Corretly set the nuisance parameters, and SetExternalConstraints in ModelConfig

Dear experts,

I obtained different expected upper limits depending on which parameters were treated as nuisance parameters.

In the following test code, the model consists of a Gaussian plus a first-order polynomial with six parameters, Ns, Nb, sigma, mean, c1, c2. A toy dataset is produced from this model and provided to the ModelConfig. When only Nb is treated as a nuisance parameter, the expected upper limit is 85. In contrast, when Nb, sigma, mean, c1, c2 are all treated as nuisance parameters, the expected upper limit improves to 80.

Why are these two results different? Why does setting the nuisance parameters correctly lead to a better expected upper limit?

from ROOT import RooWorkspace, RooArgSet, RooStats

w = RooWorkspace()
# gaus + poly1 as model
w.factory("SUM::model(Ns[50,0,1000]*Gaussian::sig(m[500,400,600], mean[480, 200, 600], sigma[3, 0, 5]), Nb[20000,200,1000000]*Bernstein::bkg(m, {c1[1],c2[1,0,10]}))")

m = w["m"]
m.setBins(100)
model = w["model"]

# generate a test dataset
data1 = model.generate(w["m"], Extended=True)

# configure (s+b) model
sbModel = RooStats.ModelConfig("sbModel","sbModel", w)
sbModel.SetPdf('model')
sbModel.SetObservables('m')
sbModel.SetNuisanceParameters('Nb') # only Nb as nuisance
#sbModel.SetNuisanceParameters('mean,sigma,Nb,c1,c2') # all the parameters as nuisance except Ns
sbModel.SetParametersOfInterest('Ns') # Ns as POI

poi = sbModel.GetParametersOfInterest().first()
poi.setVal(50)
sbModel.SetSnapshot(poi)

# Clone b-only model with POI=0
bModel = sbModel.Clone('bModel')
poi_old = poi.getVal()
poi.setVal(0)
poi.setConstant()
bModel.SetSnapshot({poi})
poi.setVal(poi_old)
poi.setConstant(False)

# Configure HypoTestInverter according to tutorial StandardHypoTestInvDemo.C
# using FrequentistCalculator and within LEP case
Log_DLL = RooStats.SimpleLikelihoodRatioTestStat(sbModel.GetPdf(), bModel.GetPdf())
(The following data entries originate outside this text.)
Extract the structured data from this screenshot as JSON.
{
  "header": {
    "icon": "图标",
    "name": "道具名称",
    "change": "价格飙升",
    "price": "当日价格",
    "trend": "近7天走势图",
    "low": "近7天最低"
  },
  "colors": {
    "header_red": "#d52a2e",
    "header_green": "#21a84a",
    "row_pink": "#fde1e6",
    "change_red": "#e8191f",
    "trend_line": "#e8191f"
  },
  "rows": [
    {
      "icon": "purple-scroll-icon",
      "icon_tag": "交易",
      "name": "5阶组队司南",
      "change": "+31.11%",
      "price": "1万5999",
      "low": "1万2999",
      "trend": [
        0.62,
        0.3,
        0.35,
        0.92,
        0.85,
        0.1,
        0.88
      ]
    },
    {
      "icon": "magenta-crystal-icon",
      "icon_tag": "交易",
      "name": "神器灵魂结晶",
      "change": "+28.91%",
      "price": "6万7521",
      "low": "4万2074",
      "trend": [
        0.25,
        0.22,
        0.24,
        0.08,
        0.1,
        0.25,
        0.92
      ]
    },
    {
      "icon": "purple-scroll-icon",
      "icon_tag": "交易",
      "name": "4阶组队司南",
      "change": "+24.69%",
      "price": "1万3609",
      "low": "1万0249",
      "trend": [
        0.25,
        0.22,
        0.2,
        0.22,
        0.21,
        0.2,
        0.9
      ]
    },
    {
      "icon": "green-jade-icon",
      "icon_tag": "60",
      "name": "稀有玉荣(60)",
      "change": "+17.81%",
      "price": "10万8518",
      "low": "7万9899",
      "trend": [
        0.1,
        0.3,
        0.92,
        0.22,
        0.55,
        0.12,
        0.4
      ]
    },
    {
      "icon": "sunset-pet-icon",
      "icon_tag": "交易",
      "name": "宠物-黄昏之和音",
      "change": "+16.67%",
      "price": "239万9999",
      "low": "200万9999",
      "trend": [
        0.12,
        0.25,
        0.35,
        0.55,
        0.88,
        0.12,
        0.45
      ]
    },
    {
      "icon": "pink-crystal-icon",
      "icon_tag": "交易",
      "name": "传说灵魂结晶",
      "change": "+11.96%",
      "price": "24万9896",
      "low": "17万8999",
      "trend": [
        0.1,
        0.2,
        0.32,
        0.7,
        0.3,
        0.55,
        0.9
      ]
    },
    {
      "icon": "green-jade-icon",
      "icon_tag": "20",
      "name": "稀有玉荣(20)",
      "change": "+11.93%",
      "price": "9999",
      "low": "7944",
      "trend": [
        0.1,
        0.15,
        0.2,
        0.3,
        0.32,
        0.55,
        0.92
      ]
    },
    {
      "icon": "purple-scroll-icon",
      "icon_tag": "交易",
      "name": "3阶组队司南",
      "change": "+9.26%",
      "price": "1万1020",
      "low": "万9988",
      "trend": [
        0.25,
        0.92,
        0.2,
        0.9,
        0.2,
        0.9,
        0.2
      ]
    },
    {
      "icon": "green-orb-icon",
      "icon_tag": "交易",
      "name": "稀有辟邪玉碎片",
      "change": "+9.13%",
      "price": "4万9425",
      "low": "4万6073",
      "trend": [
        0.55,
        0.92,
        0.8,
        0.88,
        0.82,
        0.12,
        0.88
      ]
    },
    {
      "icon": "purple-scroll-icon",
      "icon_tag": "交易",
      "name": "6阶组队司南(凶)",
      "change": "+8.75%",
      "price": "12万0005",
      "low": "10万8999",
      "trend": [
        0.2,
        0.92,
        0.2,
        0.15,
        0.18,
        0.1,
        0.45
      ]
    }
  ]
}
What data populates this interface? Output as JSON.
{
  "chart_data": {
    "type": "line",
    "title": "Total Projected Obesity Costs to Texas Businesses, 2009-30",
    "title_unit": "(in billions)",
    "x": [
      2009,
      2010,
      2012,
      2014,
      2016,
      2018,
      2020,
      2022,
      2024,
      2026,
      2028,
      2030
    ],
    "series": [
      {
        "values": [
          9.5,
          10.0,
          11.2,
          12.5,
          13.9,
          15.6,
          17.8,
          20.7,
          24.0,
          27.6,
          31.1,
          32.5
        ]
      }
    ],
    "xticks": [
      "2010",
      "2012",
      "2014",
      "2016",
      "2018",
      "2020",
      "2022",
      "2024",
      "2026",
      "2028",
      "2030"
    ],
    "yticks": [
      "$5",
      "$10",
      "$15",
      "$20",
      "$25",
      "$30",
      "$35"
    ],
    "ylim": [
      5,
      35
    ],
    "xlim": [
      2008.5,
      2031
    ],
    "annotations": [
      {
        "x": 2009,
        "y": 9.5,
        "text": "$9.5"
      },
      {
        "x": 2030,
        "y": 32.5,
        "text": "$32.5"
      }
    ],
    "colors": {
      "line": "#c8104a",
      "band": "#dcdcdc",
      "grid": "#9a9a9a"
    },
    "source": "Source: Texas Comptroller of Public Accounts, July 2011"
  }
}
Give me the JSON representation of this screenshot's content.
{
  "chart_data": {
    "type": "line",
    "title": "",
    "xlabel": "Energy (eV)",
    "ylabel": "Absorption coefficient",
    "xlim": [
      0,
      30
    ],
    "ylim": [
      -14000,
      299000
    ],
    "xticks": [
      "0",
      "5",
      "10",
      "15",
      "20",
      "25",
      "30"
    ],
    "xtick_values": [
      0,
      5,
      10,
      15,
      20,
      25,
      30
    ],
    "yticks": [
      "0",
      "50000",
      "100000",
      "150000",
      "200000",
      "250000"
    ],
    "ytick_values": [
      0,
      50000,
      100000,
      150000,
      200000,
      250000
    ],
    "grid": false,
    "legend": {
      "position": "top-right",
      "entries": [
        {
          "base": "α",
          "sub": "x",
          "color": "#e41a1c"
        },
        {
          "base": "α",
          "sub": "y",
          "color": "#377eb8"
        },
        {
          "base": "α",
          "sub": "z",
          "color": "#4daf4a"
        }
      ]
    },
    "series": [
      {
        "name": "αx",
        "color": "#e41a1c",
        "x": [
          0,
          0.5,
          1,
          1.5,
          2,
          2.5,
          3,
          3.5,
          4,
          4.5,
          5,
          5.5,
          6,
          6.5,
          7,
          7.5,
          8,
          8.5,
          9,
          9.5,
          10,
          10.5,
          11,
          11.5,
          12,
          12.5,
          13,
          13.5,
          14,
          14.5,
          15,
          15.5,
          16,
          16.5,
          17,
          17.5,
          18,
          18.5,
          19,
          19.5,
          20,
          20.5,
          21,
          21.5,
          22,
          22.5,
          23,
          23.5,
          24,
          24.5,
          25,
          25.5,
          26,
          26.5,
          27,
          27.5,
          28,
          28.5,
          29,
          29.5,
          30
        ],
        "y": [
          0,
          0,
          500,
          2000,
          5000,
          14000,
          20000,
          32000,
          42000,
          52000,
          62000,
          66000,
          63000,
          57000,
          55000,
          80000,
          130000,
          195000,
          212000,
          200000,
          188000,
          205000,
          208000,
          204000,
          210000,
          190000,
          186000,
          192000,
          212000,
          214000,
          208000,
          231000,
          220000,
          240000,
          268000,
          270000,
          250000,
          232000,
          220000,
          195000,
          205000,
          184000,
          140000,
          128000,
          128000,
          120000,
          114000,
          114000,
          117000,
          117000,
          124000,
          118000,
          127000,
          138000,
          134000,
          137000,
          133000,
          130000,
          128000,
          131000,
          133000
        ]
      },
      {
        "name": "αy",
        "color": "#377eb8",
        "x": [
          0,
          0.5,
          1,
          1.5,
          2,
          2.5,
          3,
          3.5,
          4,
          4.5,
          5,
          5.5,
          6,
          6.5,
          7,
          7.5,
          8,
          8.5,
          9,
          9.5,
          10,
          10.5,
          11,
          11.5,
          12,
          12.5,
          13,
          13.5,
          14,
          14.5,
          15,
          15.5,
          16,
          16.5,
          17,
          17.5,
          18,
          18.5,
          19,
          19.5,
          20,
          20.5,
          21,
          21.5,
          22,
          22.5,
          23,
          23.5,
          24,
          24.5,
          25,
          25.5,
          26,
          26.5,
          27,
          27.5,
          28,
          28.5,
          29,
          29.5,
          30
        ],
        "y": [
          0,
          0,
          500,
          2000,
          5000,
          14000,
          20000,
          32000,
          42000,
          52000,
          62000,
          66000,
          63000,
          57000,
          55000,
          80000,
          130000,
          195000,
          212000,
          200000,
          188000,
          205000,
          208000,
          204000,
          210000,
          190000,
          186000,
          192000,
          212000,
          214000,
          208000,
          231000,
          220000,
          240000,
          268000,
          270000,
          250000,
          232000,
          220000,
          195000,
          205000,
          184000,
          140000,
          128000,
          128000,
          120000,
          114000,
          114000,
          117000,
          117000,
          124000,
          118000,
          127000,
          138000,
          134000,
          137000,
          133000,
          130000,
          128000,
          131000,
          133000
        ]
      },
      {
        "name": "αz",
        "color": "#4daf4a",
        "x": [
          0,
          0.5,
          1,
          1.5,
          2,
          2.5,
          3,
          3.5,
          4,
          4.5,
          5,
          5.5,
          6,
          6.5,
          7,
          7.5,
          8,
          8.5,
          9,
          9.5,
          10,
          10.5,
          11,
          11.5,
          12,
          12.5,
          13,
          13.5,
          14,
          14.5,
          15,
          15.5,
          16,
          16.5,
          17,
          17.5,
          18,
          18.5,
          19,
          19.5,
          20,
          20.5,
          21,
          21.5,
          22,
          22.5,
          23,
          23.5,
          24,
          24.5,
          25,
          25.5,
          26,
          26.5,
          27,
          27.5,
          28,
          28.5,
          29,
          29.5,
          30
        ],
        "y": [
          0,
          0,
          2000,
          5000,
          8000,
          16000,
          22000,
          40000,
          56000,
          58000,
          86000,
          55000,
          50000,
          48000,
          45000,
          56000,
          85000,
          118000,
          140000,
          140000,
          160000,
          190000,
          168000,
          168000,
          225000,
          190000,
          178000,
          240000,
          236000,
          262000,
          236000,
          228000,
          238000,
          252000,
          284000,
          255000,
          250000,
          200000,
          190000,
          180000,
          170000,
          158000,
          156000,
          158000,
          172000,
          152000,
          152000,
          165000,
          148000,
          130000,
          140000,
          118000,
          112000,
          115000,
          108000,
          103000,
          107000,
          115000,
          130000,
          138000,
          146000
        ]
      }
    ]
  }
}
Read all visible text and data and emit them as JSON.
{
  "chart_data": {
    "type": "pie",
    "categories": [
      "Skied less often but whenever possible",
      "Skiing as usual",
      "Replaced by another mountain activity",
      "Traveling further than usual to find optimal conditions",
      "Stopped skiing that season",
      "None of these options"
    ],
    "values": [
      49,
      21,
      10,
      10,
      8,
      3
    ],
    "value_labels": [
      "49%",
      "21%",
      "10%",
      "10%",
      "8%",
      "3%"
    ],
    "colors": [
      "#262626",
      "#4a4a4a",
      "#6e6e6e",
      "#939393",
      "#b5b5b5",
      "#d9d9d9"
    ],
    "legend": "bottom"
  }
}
nllPars = RooArgSet(sbModel.GetNuisanceParameters())
nllPars.add(sbModel.GetSnapshot())
altPars = RooArgSet(bModel.GetNuisanceParameters())
altPars.add(bModel.GetSnapshot())

Log_DLL.SetNullParameters(nllPars)
Log_DLL.SetAltParameters(altPars)
Log_DLL.SetReuseNLL(True)

FreqCalc = RooStats.FrequentistCalculator(data1, bModel, sbModel)

toyMCs = FreqCalc.GetTestStatSampler()
toyMCs.SetTestStatistic(Log_DLL)
toyMCs.SetGenerateBinned(False)
toyMCs.SetUseMultiGen(True)

FreqCalc.SetToys(1000, 1000)

runHypoTest = RooStats.HypoTestInverter(FreqCalc)
#runHypoTest.SetConfidenceLevel(0.90)
runHypoTest.SetConfidenceLevel(0.95)
runHypoTest.UseCLs(True)
runHypoTest.SetVerbose(True)

runHypoTest.SetFixedScan(20, 0, 1000)

r = runHypoTest.GetInterval()

I have one more question regarding external constraints in ModelConfig. I don’t find any examples or tutorials, or discussions of SetExternalConstraints. In my code, Gaussian constraints are added to ModelConfig using sbModel.SetExternalConstraints("myGaussianConstraints") — is this correct? If so, does that mean I no longer need to set the global observables?

Thank you, and I look forward to your reply.

Hi @yagao,

Thank you for your question. Maybe @jonas can help you here.

Thanks,
Dev

Hi @jonas , could you please take a look at this? Thank you.